Lee Elliot Major welcomes moves to create a more evidence led approach to widening access.

In the grand ancient dining hall of St John’s College, Oxford last week, I had the pleasure of talking with a host of teachers – heads of sixth forms, newly qualified trainees, senior leaders, and history, English and psychology specialists. It’s always good to hear candid views from education’s front line: looming funding cuts, recruitment challenges, changing tests and curricula among them.

But our dinner discussion focused on a topic that too often falls down the school priority list: how to ensure high achieving pupils from all backgrounds aspire to the country’s most prestigious universities.  The teachers were attending the Sutton Trust Oxford Teacher Summer School, a two-day residential conference to equip them with the best advice and guidance on selective university admissions.

The programme is just one example of the outreach work that the Trust and others support each year. Our flagship student summer school programme now supports some 2000 teenagers, the vast majority of whom end up going onto highly selective degree courses. What also distinguishes the programme is that it has undergone a thorough evaluation.

Sadly, that’s the exception not the rule. Hundreds of millions are spent annually by universities on outreach programmes aiming to dispel the ‘not for the likes of me’ attitudes that sadly still persist among many talented students from homes with no history of higher education. Yet most of these efforts have been effectively operating in the dark: we simply do not know which approaches have worked best, or for that matter those that have worked at all. Indeed some programmes may well have harmed the prospects of the students that they are intended to help. Earlier this year, the Trust published a summary of the slim evidence we currently have on university outreach programmes from the UK and the US.

At the same time, opening up our most exclusive universities to talented young people from all backgrounds remains an uphill struggle. At the Trust’s joint summit on academies this week we were reminded of the challenge again. New evidence revealed that the original sponsored academies established 15 years ago to turn around failing schools have enabled many more pupils to advance into higher education. But there was no improved enrolment into the most selective universities.

It’s why I’m so excited that we now at last are making the first steps to develop a more evidence led approach in widening participation. Last week the Sutton Trust with the Office for Fair Access announced that we are seeking researchers to deliver a special mission: to develop with universities the methods and measures that will enable us to evaluate outreach programmes properly in the future.

Our work developing our incredibly popular toolkit for schools and the creation of the Education Endowment Foundation has highlighted the many lessons and pitfalls that come with promoting evidence led practice. It is important that this is a genuine partnership between practitioners and academics. It is also critical to commission robust, independent and upfront evaluations.

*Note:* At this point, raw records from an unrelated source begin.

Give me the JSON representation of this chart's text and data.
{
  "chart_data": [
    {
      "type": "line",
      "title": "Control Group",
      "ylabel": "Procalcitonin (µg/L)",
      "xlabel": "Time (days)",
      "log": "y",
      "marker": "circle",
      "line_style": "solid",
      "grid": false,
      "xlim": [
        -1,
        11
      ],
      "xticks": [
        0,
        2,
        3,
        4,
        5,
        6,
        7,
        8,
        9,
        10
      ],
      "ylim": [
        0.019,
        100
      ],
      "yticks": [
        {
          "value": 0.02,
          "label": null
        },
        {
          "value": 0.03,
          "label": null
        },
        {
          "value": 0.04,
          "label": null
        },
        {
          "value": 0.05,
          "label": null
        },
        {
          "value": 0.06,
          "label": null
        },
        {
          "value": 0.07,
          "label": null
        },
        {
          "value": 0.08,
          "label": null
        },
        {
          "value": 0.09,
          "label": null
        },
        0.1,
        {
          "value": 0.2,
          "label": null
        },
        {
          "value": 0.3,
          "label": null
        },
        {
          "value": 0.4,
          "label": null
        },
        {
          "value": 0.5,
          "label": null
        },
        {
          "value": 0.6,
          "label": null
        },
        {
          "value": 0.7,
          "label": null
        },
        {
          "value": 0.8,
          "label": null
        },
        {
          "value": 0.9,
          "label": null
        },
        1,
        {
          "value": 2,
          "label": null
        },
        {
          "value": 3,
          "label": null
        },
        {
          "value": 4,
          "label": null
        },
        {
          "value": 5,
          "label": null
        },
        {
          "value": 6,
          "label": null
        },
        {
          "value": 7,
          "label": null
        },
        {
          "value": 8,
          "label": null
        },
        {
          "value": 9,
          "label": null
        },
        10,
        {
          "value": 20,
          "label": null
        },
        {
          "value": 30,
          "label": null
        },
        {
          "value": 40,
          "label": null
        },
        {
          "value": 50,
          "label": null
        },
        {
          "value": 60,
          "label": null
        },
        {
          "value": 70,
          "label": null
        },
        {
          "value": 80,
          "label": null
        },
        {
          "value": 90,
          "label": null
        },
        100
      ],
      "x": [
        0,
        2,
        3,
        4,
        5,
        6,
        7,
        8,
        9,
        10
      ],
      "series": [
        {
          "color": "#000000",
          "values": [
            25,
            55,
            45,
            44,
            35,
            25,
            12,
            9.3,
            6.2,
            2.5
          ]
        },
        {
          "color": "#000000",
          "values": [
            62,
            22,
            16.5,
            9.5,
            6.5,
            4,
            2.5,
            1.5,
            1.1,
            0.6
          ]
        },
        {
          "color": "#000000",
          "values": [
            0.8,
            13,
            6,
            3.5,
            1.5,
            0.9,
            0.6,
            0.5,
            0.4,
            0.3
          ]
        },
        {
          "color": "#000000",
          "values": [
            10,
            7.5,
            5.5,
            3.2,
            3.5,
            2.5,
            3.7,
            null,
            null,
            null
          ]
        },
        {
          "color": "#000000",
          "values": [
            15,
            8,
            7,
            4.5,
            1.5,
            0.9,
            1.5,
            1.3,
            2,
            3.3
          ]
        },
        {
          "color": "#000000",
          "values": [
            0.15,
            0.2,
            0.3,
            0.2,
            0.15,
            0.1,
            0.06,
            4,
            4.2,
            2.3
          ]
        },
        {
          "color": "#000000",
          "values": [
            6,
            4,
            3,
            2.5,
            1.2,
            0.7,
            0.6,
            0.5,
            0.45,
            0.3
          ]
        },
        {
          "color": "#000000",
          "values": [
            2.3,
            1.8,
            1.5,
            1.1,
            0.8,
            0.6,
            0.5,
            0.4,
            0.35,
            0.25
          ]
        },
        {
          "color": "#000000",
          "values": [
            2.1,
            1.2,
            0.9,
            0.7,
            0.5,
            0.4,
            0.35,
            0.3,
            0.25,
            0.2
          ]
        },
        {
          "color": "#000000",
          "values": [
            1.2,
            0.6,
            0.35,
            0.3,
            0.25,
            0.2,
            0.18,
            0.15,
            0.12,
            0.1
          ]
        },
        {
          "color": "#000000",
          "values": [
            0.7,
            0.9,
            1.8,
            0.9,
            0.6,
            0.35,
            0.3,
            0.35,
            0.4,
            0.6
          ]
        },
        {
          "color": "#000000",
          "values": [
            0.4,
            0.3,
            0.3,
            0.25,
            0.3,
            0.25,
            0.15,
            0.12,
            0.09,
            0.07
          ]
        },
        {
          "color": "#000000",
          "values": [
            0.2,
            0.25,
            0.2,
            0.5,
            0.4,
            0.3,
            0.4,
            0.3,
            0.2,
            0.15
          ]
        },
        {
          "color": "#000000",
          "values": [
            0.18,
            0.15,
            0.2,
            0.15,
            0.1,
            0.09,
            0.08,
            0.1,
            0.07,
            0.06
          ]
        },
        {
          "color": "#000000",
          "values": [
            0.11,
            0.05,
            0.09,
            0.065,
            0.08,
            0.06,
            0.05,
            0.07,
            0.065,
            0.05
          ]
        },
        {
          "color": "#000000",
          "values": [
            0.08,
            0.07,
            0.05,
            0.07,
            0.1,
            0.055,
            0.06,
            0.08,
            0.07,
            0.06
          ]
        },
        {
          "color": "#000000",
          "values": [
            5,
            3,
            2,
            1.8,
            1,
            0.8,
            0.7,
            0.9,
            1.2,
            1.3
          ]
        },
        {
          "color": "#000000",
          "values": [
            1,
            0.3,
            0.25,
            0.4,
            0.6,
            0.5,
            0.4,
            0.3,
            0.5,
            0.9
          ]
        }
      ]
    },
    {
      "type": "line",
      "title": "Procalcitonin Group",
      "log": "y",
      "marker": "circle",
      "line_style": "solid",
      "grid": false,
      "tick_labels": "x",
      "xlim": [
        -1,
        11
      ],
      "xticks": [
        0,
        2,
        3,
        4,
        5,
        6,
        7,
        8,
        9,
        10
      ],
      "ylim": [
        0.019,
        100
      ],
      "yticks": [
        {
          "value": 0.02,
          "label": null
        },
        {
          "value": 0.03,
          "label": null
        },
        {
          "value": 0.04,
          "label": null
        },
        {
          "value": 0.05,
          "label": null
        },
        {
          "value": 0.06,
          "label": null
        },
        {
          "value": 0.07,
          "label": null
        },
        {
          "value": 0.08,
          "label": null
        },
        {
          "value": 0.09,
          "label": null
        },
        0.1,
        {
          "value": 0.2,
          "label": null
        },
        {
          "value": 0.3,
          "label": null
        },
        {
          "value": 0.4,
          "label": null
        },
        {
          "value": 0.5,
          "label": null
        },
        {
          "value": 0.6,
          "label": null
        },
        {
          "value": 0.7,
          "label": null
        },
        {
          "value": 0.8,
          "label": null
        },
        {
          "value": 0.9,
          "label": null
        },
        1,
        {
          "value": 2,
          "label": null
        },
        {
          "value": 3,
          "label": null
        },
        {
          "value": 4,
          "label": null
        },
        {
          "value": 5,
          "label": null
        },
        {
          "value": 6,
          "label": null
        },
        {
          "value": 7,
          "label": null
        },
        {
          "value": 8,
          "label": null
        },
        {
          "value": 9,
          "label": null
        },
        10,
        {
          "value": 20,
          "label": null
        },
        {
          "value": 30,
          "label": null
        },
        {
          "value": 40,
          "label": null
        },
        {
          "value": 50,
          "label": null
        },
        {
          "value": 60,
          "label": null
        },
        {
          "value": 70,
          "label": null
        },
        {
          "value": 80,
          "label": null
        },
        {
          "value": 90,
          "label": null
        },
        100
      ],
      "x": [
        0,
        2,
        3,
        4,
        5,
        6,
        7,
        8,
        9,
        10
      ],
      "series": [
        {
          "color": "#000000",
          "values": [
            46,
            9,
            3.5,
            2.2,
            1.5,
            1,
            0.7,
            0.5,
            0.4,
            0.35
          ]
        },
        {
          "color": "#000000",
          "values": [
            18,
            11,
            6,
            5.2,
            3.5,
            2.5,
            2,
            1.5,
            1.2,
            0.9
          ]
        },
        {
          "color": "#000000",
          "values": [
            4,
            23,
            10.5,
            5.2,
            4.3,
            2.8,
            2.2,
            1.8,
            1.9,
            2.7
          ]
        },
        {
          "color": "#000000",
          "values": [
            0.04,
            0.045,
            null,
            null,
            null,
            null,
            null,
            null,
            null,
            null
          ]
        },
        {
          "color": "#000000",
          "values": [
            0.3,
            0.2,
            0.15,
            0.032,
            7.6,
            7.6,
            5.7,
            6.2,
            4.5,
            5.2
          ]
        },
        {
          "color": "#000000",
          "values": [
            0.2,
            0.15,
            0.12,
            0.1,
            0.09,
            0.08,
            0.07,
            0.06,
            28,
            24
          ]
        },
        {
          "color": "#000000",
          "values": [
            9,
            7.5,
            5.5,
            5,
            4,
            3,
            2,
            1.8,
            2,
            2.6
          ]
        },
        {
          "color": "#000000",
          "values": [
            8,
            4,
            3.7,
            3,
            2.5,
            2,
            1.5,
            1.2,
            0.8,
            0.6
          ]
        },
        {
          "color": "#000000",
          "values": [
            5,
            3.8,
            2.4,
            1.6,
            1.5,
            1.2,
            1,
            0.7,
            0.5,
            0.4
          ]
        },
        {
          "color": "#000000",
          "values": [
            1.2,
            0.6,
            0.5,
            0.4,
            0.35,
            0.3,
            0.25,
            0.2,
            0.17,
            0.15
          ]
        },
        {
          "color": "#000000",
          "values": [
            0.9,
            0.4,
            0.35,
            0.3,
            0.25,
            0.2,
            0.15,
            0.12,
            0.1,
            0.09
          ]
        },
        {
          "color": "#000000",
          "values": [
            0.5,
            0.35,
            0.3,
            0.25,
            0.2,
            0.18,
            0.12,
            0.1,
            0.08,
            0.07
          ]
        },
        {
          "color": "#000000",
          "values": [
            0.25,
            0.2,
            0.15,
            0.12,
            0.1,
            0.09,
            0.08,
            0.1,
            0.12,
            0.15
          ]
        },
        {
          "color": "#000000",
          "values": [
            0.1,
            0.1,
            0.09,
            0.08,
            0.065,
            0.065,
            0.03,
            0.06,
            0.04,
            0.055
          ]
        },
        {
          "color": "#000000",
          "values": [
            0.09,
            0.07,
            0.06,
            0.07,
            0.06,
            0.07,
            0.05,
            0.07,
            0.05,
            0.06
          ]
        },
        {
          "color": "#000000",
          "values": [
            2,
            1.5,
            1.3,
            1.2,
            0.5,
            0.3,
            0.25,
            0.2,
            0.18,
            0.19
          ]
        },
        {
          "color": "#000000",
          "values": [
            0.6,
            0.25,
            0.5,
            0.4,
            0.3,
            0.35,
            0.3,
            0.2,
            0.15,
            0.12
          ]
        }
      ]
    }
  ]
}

But the potential benefits are huge. This work we hope will provide the evidence of effectiveness that the widening participation community so desperately needs to ensure that its important work does not fall foul of budget cuts as it has in the past. But most importantly of all it will enable us to improve the outcomes of the talented children we all want to help – a goal universally agreed upon by all the teachers around the dining hall last week.